Everyone seems to argue that ERA is biased in favor of pitchers with good defenses, and while that is true, it is still the best way to measure the quality of a pitcher; at least a starting pitcher. I will argue that for a relief pitcher, WHIP is more important since you often want a guy that can get out of a situational jam (IE: Bases loaded, 1 out), but I digress.
As most of you know, FIP stands for "Fielding Independent Pitching," and is a variation of sabermetrics. The formula is as follows: FIP = (13 HR + 3 BB - 2 K) / IP) + 3.1.
This formula FAILS because it implies that all successful contact pitchers are lucky.
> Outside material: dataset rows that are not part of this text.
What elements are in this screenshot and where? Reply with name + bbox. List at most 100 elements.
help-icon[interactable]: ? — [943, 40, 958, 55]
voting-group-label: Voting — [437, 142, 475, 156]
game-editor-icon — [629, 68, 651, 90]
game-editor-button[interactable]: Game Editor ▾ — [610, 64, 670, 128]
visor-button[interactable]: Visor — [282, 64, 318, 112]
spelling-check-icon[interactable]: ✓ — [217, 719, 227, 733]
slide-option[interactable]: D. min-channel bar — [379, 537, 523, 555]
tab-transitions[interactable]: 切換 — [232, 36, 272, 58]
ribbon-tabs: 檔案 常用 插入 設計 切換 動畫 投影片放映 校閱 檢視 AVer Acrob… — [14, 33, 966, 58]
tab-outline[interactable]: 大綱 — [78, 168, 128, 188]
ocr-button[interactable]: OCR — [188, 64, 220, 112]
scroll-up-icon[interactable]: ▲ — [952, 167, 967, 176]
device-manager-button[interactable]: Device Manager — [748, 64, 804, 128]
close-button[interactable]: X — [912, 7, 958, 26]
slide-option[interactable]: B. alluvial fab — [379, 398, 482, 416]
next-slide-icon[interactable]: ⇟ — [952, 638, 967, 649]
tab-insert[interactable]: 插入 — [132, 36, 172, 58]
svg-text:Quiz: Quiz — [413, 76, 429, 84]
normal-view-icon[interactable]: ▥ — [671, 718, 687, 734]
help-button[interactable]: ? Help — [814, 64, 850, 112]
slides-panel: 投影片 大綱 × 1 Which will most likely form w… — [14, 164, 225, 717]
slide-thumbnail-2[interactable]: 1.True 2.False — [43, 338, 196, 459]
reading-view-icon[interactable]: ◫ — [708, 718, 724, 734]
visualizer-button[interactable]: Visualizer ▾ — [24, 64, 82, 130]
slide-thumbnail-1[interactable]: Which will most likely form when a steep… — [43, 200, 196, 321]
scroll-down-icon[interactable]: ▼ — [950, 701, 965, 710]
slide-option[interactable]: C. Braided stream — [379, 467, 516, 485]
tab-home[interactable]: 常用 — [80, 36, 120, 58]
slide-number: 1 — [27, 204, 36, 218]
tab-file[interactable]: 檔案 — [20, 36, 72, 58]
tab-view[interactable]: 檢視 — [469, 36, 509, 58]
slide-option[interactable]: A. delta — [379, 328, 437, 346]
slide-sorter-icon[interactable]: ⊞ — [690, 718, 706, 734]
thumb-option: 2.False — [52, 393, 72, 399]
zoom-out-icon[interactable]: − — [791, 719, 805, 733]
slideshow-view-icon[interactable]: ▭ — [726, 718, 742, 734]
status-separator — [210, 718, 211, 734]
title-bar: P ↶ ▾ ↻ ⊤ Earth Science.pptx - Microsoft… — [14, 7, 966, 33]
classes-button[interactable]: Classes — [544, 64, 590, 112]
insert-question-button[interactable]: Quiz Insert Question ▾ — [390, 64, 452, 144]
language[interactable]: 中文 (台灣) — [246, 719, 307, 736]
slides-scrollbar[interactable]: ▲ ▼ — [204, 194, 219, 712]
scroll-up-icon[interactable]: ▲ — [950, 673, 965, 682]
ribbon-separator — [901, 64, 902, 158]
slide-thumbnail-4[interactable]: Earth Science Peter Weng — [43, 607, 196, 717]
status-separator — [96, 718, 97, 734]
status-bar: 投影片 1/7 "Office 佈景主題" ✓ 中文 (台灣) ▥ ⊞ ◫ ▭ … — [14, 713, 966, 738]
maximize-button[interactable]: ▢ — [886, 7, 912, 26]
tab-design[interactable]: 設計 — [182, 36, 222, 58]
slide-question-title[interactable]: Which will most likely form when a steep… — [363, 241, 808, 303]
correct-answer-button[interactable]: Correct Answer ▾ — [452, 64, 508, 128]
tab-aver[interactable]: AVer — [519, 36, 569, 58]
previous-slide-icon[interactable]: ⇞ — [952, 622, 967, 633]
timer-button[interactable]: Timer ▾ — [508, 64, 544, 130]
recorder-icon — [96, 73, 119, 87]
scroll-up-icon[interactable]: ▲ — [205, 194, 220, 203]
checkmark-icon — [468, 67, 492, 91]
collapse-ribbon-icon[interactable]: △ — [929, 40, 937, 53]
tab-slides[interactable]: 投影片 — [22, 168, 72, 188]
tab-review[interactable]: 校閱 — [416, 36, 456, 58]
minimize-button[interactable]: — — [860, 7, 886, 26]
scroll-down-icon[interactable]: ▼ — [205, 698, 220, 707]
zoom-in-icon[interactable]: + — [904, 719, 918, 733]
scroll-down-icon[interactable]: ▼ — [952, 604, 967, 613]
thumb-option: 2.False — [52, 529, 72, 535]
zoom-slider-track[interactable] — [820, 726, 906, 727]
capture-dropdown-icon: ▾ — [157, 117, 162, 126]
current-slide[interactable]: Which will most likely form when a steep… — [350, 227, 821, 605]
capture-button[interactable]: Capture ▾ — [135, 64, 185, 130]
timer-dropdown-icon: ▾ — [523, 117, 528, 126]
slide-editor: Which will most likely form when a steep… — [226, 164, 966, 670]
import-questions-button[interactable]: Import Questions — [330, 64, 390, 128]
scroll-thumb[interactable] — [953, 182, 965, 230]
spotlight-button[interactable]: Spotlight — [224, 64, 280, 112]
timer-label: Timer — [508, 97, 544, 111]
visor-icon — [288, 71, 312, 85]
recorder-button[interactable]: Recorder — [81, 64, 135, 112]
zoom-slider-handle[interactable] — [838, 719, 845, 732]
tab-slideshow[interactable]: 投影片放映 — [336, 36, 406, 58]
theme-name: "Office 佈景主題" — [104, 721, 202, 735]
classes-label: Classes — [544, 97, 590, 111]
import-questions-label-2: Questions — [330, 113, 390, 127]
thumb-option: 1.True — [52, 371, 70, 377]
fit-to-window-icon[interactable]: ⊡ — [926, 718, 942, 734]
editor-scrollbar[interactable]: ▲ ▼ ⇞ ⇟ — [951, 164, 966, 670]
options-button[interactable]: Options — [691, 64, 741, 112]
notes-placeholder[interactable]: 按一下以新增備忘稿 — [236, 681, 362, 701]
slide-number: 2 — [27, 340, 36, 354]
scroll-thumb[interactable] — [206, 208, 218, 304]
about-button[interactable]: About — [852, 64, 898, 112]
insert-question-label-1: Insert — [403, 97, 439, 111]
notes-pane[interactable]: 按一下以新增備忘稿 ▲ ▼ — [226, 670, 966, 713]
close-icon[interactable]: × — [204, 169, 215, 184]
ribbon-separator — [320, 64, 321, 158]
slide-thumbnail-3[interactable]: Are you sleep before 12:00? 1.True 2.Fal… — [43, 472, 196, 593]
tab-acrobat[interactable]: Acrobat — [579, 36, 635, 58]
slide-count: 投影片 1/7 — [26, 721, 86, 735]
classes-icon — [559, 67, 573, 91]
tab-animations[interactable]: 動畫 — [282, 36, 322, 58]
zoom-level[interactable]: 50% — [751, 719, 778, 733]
It can take a great pitch to jam a good hitter into hitting a pop up infield deep, and it can take a great pitch to have a good hitter tap a routine ground ball. None of these are rewarded with this formula.
You can make bad pitches which go for screaming line drives, doubles/triples off the wall, ground balls up the middle, etc. All of which even a good defense wouldn't save you from. None of these are penalized with this formula.
It doesn't take a baseball genius to see that this formula rewards pitchers that pitch for strikeouts and avoid homeruns. The pitcher that pitches for contact is screwed. The pitcher that gives up a lot of base hits, gets a lot of strikeouts, and avoids homeruns benefits. I'm not saying ERA is perfect. I'm just saying it's better than this garbage formula which has several biases of its own.
It only took me one attempt to think of a pitcher that could disprove this formula. James Shields of the Tampa Bay Rays. I'm sure everyone here agrees; the Rays have one of, if not the best defense in the league. Despite giving up a lot of homeruns, James Shields gives up very few walks and has a lot of strikeouts. His FIP is 4.099 while his ERA is 4.79. I guess the Rays' terrible defense has really let him down.
And don't get me started on why contact pitchers are better than strikeout pitchers. That's a whole different argument.